Menkeu Purbaya Tuding Bank Dunia Tak Akurat Bikin Proyeksi Ekonomi RI

10 April 2026 18:27

Menteri Keuangan (Menkeu) Purbaya Yudhi Sadewa mengkritik proyeksi pertumbuhan ekonomi Indonesia yang dirilis Bank Dunia sebesar 4,7 persen. Ia menilai perhitungan tersebut tidak akurat dan berpotensi memicu sentimen negatif terhadap perekonomian nasional.

Dikutip dari tayangan Newsline Bisnis Metro TV, Jum'at 10 April 2026, Purbaya menegaskan bahwa kinerja ekonomi Indonesia masih menunjukkan kondisi yang kuat pada kuartal pertama 2026.

Menurutnya, pertumbuhan ekonomi nasional bahkan berpotensi mencapai di atas 5,6 persen. Lebih optimistis dibandingkan proyeksi yang dirilis Bank Dunia, yaitu 4,7 persen.



Pemerintah, lanjut Purbaya, tetap fokus menjaga fundamental ekonomi melalui berbagai langkah strategis. Termasuk menjaga stabilitas sistem keuangan serta memperbaiki iklim investasi.

Ia juga menilai proyeksi Bank Dunia kemungkinan dipengaruhi oleh asumsi tingginya harga minyak mentah global.
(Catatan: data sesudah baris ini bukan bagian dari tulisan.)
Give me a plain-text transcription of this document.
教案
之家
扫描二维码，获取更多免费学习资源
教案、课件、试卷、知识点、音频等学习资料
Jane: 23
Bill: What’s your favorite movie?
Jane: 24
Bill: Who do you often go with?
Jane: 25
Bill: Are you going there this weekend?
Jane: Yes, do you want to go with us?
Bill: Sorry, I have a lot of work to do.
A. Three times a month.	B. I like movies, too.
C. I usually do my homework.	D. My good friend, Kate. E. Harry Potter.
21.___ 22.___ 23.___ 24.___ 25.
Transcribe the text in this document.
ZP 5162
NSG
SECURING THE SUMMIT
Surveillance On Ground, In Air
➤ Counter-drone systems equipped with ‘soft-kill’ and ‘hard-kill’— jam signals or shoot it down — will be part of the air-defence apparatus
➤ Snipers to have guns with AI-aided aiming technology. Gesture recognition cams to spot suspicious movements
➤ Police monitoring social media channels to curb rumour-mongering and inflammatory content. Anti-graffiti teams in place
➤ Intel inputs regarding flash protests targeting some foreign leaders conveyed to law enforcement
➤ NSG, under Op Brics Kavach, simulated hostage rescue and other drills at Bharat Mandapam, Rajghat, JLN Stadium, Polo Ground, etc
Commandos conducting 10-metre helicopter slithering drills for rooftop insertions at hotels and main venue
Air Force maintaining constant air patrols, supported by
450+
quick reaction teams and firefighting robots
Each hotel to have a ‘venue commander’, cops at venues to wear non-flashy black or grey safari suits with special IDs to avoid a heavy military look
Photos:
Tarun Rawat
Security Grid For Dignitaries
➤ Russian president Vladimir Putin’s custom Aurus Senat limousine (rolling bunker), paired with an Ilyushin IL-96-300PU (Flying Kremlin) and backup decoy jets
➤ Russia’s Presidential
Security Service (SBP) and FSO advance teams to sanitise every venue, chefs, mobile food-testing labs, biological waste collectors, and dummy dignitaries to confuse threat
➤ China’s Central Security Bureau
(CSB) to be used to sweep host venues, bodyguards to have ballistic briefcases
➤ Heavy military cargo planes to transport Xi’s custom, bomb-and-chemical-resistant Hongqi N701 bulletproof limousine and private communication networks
Menurutnya, faktor tersebut bersifat dinamis dan dapat berubah seiring perkembangan kondisi ekonomi dunia.


Sebagai informasi, dalam laporan East Asia and Pacific Economic Update edisi April 2026, Bank Dunia menurunkan proyeksi pertumbuhan ekonomi Indonesia menjadi 4,7 persen pada 2026, lebih rendah dibandingkan proyeksi Oktober 2025 sebesar 4,8 persen.

Bank Dunia menyebut perlambatan tersebut dipengaruhi tekanan eksternal, terutama kenaikan harga minyak global serta meningkatnya sentimen kehati-hatian investor di pasar keuangan internasional (risk-off sentiment).

Meski demikian, lembaga tersebut menilai dampak tekanan sebagian dapat diimbangi oleh pendapatan dari sektor komoditas dan berbagai inisiatif investasi yang didorong pemerintah.

Selain itu, Indonesia dinilai masih memiliki penyangga ekonomi, termasuk dari ekspor komoditas, yang dapat membantu meredam dampak kenaikan biaya energi dalam jangka pendek.